Ukraine is playing hardball over a maturing $500 million Eurobond from energy group Naftogaz, offering investors a new state-guaranteed bond rather than returning their cash when it is due next week.

This isn’t a case of “can’t pay”, but “won’t pay”. In fact, Ukraine has just been given $3.3 billion by the International Monetary Fund earmarked specifically for external debt payments.

Ukraine has chosen to ignore this and is instead forcing through a restructuring of the Naftogaz bonds. The IMF has sanctioned extending the maturity of the bonds as long as it was something bondholders wanted — though it is hard to see why they would.

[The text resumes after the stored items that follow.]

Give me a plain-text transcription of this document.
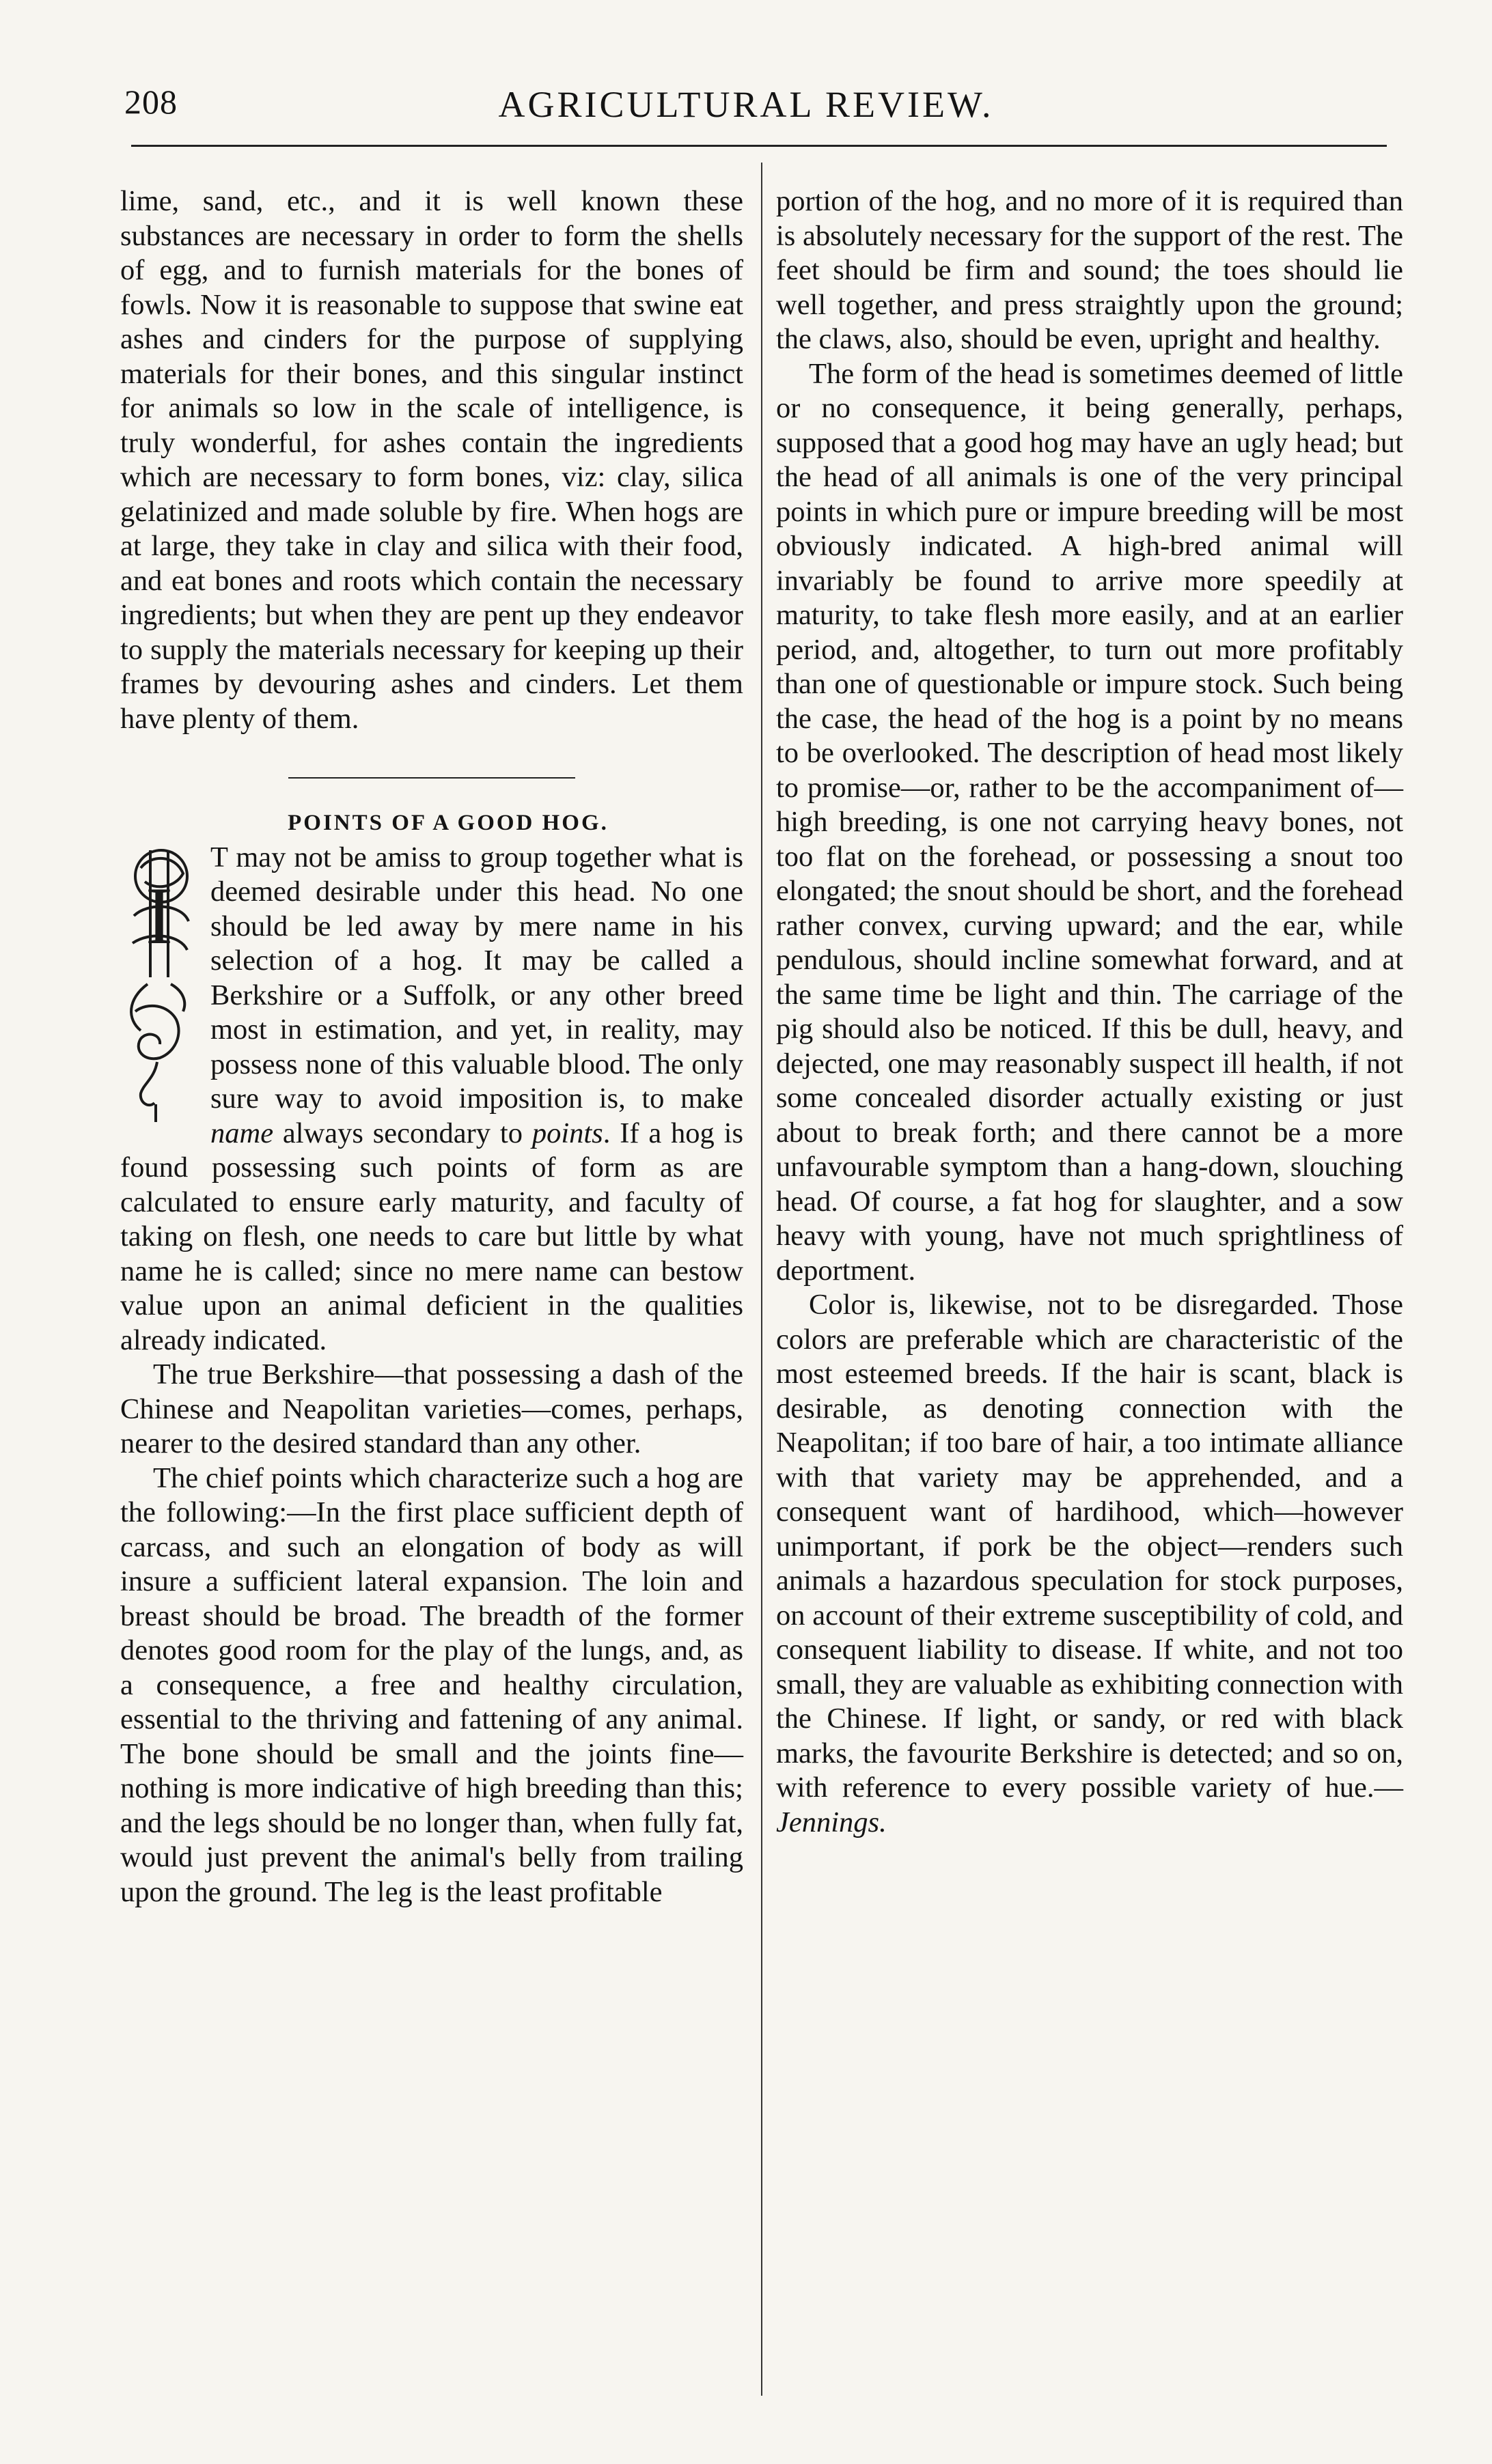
208	AGRICULTURAL REVIEW.

lime, sand, etc., and it is well known these substances are necessary in order to form the shells of egg, and to furnish materials for the bones of fowls. Now it is reasonable to suppose that swine eat ashes and cinders for the purpose of supplying materials for their bones, and this singular instinct for animals so low in the scale of intelligence, is truly wonderful, for ashes contain the ingredients which are necessary to form bones, viz: clay, silica gelatinized and made soluble by fire. When hogs are at large, they take in clay and silica with their food, and eat bones and roots which contain the necessary ingredients; but when they are pent up they endeavor to supply the materials necessary for keeping up their frames by devouring ashes and cinders. Let them have plenty of them.

POINTS OF A GOOD HOG.

I

T may not be amiss to group together what is deemed desirable under this head. No one should be led away by mere name in his selection of a hog. It may be called a Berkshire or a Suffolk, or any other breed most in estimation, and yet, in reality, may possess none of this valuable blood. The only sure way to avoid imposition is, to make name always secondary to points. If a hog is found possessing such points of form as are calculated to ensure early maturity, and faculty of taking on flesh, one needs to care but little by what name he is called; since no mere name can bestow value upon an animal deficient in the qualities already indicated.

The true Berkshire—that possessing a dash of the Chinese and Neapolitan varieties—comes, perhaps, nearer to the desired standard than any other.

The chief points which characterize such a hog are the following:—In the first place sufficient depth of carcass, and such an elongation of body as will insure a sufficient lateral expansion. The loin and breast should be broad. The breadth of the former denotes good room for the play of the lungs, and, as a consequence, a free and healthy circulation, essential to the thriving and fattening of any animal. The bone should be small and the joints fine—nothing is more indicative of high breeding than this; and the legs should be no longer than, when fully fat, would just prevent the animal's belly from trailing upon the ground. The leg is the least profitable

portion of the hog, and no more of it is required than is absolutely necessary for the support of the rest. The feet should be firm and sound; the toes should lie well together, and press straightly upon the ground; the claws, also, should be even, upright and healthy.

The form of the head is sometimes deemed of little or no consequence, it being generally, perhaps, supposed that a good hog may have an ugly head; but the head of all animals is one of the very principal points in which pure or impure breeding will be most obviously indicated. A high-bred animal will invariably be found to arrive more speedily at maturity, to take flesh more easily, and at an earlier period, and, altogether, to turn out more profitably than one of questionable or impure stock. Such being the case, the head of the hog is a point by no means to be overlooked. The description of head most likely to promise—or, rather to be the accompaniment of—high breeding, is one not carrying heavy bones, not too flat on the forehead, or possessing a snout too elongated; the snout should be short, and the forehead rather convex, curving upward; and the ear, while pendulous, should incline somewhat forward, and at the same time be light and thin. The carriage of the pig should also be noticed. If this be dull, heavy, and dejected, one may reasonably suspect ill health, if not some concealed disorder actually existing or just about to break forth; and there cannot be a more unfavourable symptom than a hang-down, slouching head. Of course, a fat hog for slaughter, and a sow heavy with young, have not much sprightliness of deportment.

Color is, likewise, not to be disregarded. Those colors are preferable which are characteristic of the most esteemed breeds. If the hair is scant, black is desirable, as denoting connection with the Neapolitan; if too bare of hair, a too intimate alliance with that variety may be apprehended, and a consequent want of hardihood, which—however unimportant, if pork be the object—renders such animals a hazardous speculation for stock purposes, on account of their extreme susceptibility of cold, and consequent liability to disease. If white, and not too small, they are valuable as exhibiting connection with the Chinese. If light, or sandy, or red with black marks, the favourite Berkshire is detected; and so on, with reference to every possible variety of hue.—Jennings.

Bondholders now face a stark choice. Their bonds were due to be repaid in full next week. Instead they are being offered a bond swap with an increased coupon — 9.5 percent compared with 8.125 percent on the old bond — and a government guarantee.

This won’t be enough to erase the discount at which the bonds currently trade: the new bonds are expected to trade at around 92 cents on the dollar, compared with around 89 cents today. Bondholders will have to wait another five years if they want their money back in full.

The swap will be binding if approved by 75 percent of bondholders voting at a meeting later in October. But those bondholders who do not sign up to the one-for-one exchange by an October 8 deadline will still have their bonds swapped, but at a 5 per cent discount.

Of course, bondholders could choose to reject the offer. But Naftogaz has the right to call a second vote at which it would require fewer votes. And even if they won, bondholders would then face the prospect of a court battle to recover their money.

In theory, bondholders should reject the Naftogaz offer. In practice, they are unlikely to do so. Only the IMF has the ability to twist Ukraine’s arm: the country is surviving thanks to its $16.4 billion bailout. Of all institutions, it should make sure that Ukraine is held accountable to its lenders.